Wednesday, July 26, 2006

Too Poor For Graduate School

Here is an interesting article in the Washington Post (online) about how difficult it is for students with an insufficient income stream to continue their higher education into graduate school:

"Put Grad School Within My Grasp"

Although I agree with the sentiments expressed in the article – I am hoping to get into a PhD program sometime in the near future, and worry about my ability to afford doing so – I think the issues surrounding higher education and those in the low-income bracket are more complex than is expressed in it. For example the author, Sui Lang Panoke, recommends the creation of a federal need-based program to assist graduate students based on merit and not on economic background. This point is well taken; a program that is blind to one's economic standing while basing desert on academic merit is a fair one. However, from personal experience, I know only two people who also intend to attend a graduate program, and share my socioeconomic background. So it is not only a matter of what your economic standing is at the point you decide to attend graduate school. Granted, the author's situation is a common difficulty that deserves attention, especially when considering non-funded masters programs. But my concern lies with getting individuals from a socioeconomic background that just about dictates against going to grad school, to want to go to grad school in the first place.

5 comments:

Don Runsfeld said...

Maybe Sui shouldn't have been fucking around and doing her home work. Now she's a single mom and it's everybody else's fault. What a dumb cunt!

David U. said...

You kidding me? All that shit I wrote and the best point of discussion you bring to the table is that the article's author has a false sense of entitlement, because she's a single mother?! Why don't we argue down the slippery slope and say that any one who can't afford to go to school because of their circumstances should accept it and shut up? Does that sound agreeable to you?

Thorley said...

All that shit I wrote and the best point of discussion you bring to the table is that the article's author has a false sense of entitlement, because she's a single mother?!

Sounds like an appropriate response to a whiner who complains that after she made her own life more difficult and apparently doesn’t have the chops to earn her way through life, she expects the rest of us to pay for her to get an advanced degree from an elite university to work for the government so she can “redistribute wealth” from the rest of us.
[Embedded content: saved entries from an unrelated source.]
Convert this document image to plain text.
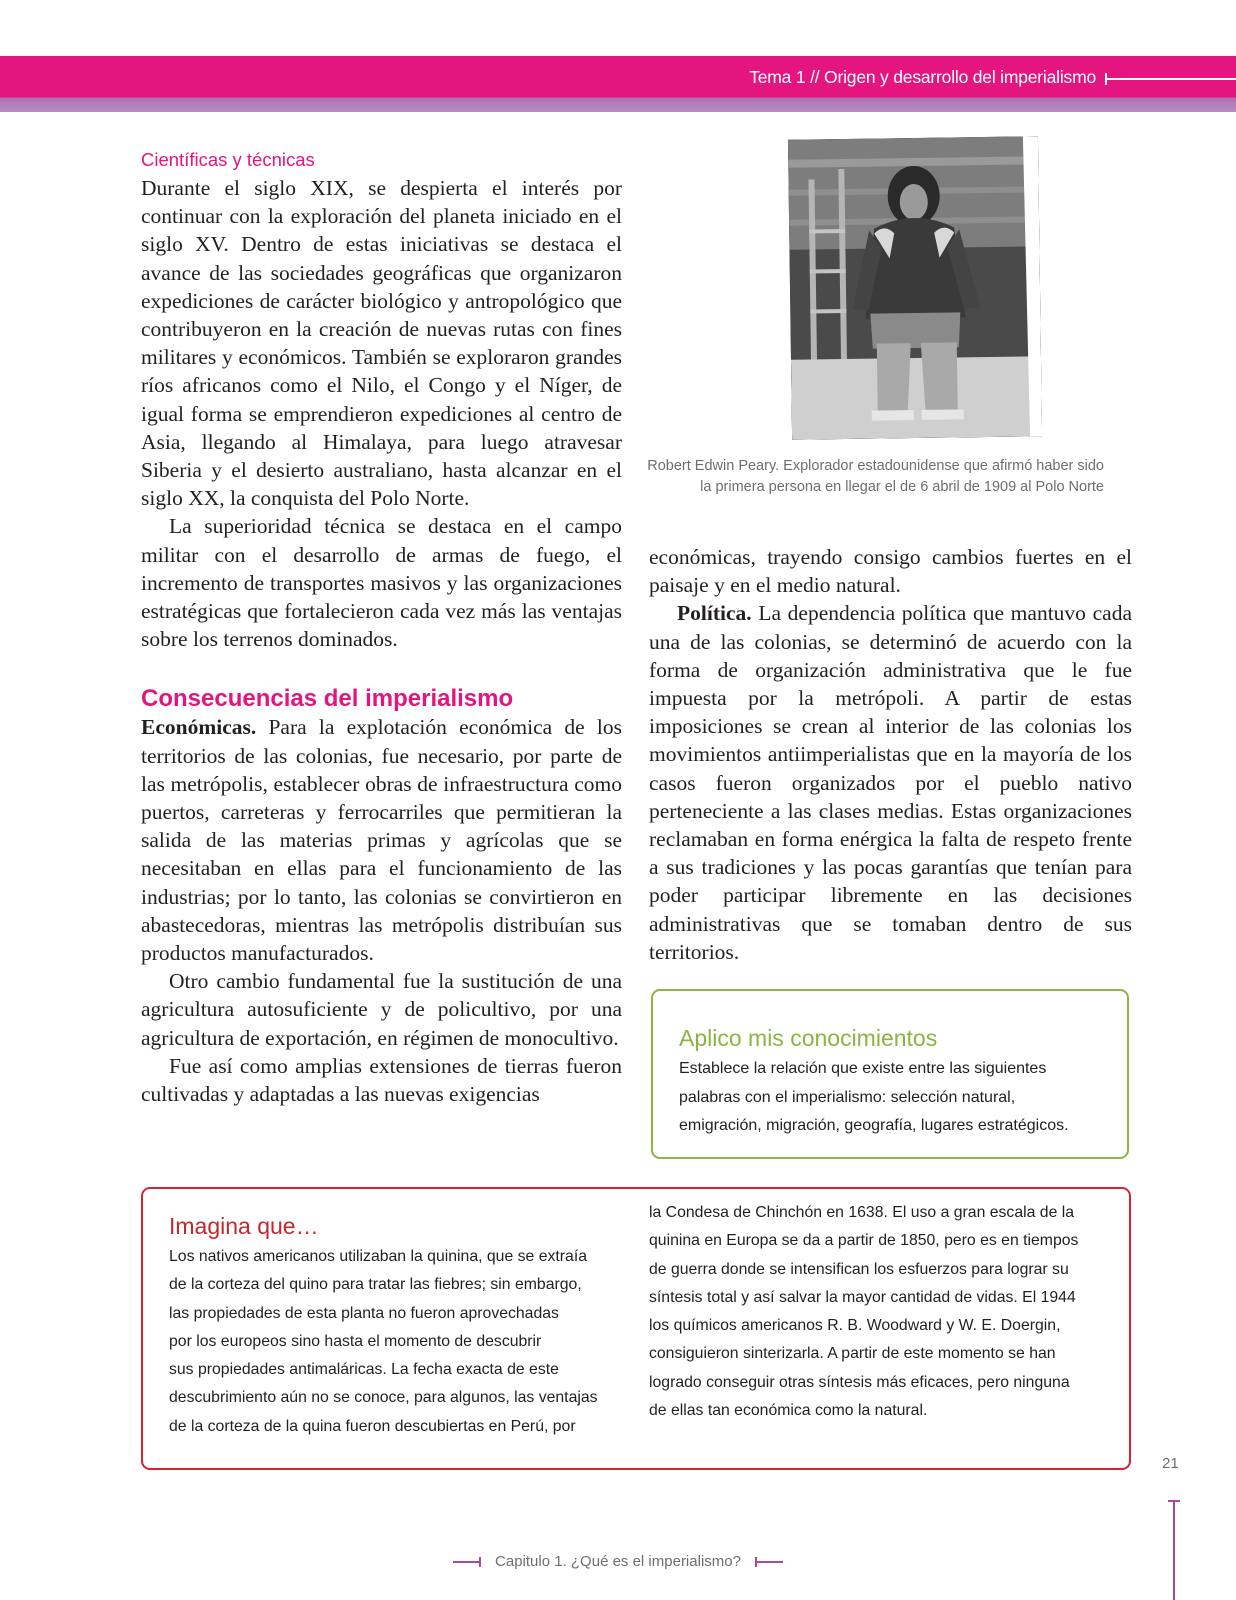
Tema 1 // Origen y desarrollo del imperialismo

Científicas y técnicas

Durante el siglo XIX, se despierta el interés por continuar con la exploración del planeta iniciado en el siglo XV. Dentro de estas iniciativas se destaca el avance de las sociedades geográficas que organizaron expediciones de carácter biológico y antropológico que contribuyeron en la creación de nuevas rutas con fines militares y económicos. También se exploraron grandes ríos africanos como el Nilo, el Congo y el Níger, de igual forma se emprendieron expediciones al centro de Asia, llegando al Himalaya, para luego atravesar Siberia y el desierto australiano, hasta alcanzar en el siglo XX, la conquista del Polo Norte.

La superioridad técnica se destaca en el campo militar con el desarrollo de armas de fuego, el incremento de transportes masivos y las organizaciones estratégicas que fortalecieron cada vez más las ventajas sobre los terrenos dominados.

Consecuencias del imperialismo

Económicas. Para la explotación económica de los territorios de las colonias, fue necesario, por parte de las metrópolis, establecer obras de infraestructura como puertos, carreteras y ferrocarriles que permitieran la salida de las materias primas y agrícolas que se necesitaban en ellas para el funcionamiento de las industrias; por lo tanto, las colonias se convirtieron en abastecedoras, mientras las metrópolis distribuían sus productos manufacturados.

Otro cambio fundamental fue la sustitución de una agricultura autosuficiente y de policultivo, por una agricultura de exportación, en régimen de monocultivo.

Fue así como amplias extensiones de tierras fueron cultivadas y adaptadas a las nuevas exigencias

Robert Edwin Peary. Explorador estadounidense que afirmó haber sido la primera persona en llegar el de 6 abril de 1909 al Polo Norte

económicas, trayendo consigo cambios fuertes en el paisaje y en el medio natural.

Política. La dependencia política que mantuvo cada una de las colonias, se determinó de acuerdo con la forma de organización administrativa que le fue impuesta por la metrópoli. A partir de estas imposiciones se crean al interior de las colonias los movimientos antiimperialistas que en la mayoría de los casos fueron organizados por el pueblo nativo perteneciente a las clases medias. Estas organizaciones reclamaban en forma enérgica la falta de respeto frente a sus tradiciones y las pocas garantías que tenían para poder participar libremente en las decisiones administrativas que se tomaban dentro de sus territorios.

Aplico mis conocimientos
Establece la relación que existe entre las siguientes
palabras con el imperialismo: selección natural,
emigración, migración, geografía, lugares estratégicos.
Imagina que…
Los nativos americanos utilizaban la quinina, que se extraía
de la corteza del quino para tratar las fiebres; sin embargo,
las propiedades de esta planta no fueron aprovechadas
por los europeos sino hasta el momento de descubrir
sus propiedades antimaláricas. La fecha exacta de este
descubrimiento aún no se conoce, para algunos, las ventajas
de la corteza de la quina fueron descubiertas en Perú, por
la Condesa de Chinchón en 1638. El uso a gran escala de la
quinina en Europa se da a partir de 1850, pero es en tiempos
de guerra donde se intensifican los esfuerzos para lograr su
síntesis total y así salvar la mayor cantidad de vidas. El 1944
los químicos americanos R. B. Woodward y W. E. Doergin,
consiguieron sinterizarla. A partir de este momento se han
logrado conseguir otras síntesis más eficaces, pero ninguna
de ellas tan económica como la natural.
21
Capitulo 1. ¿Qué es el imperialismo?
Neal McClusky does a pretty good job of .

David U. said...

I admit there are some glaring holes in the op-ed piece that takes away from the author's persuasiveness. I agree with Mr. McClusky's point that she should have provided more evidence to support her claims. I don't think I'd go so far as to say she doesn't have the chops to earn her way through life (her willingness to juggle a child, and a masters program suffices as evidence for that). Anyways, I'm gonna get back to rereading the just desert theories I've read in the past. Then I'll probably add a new post dealing with whether Ms. Panoke can justifiably make the claims she made...

David U. said...

By the way Thorley, that was far from an appropriate response.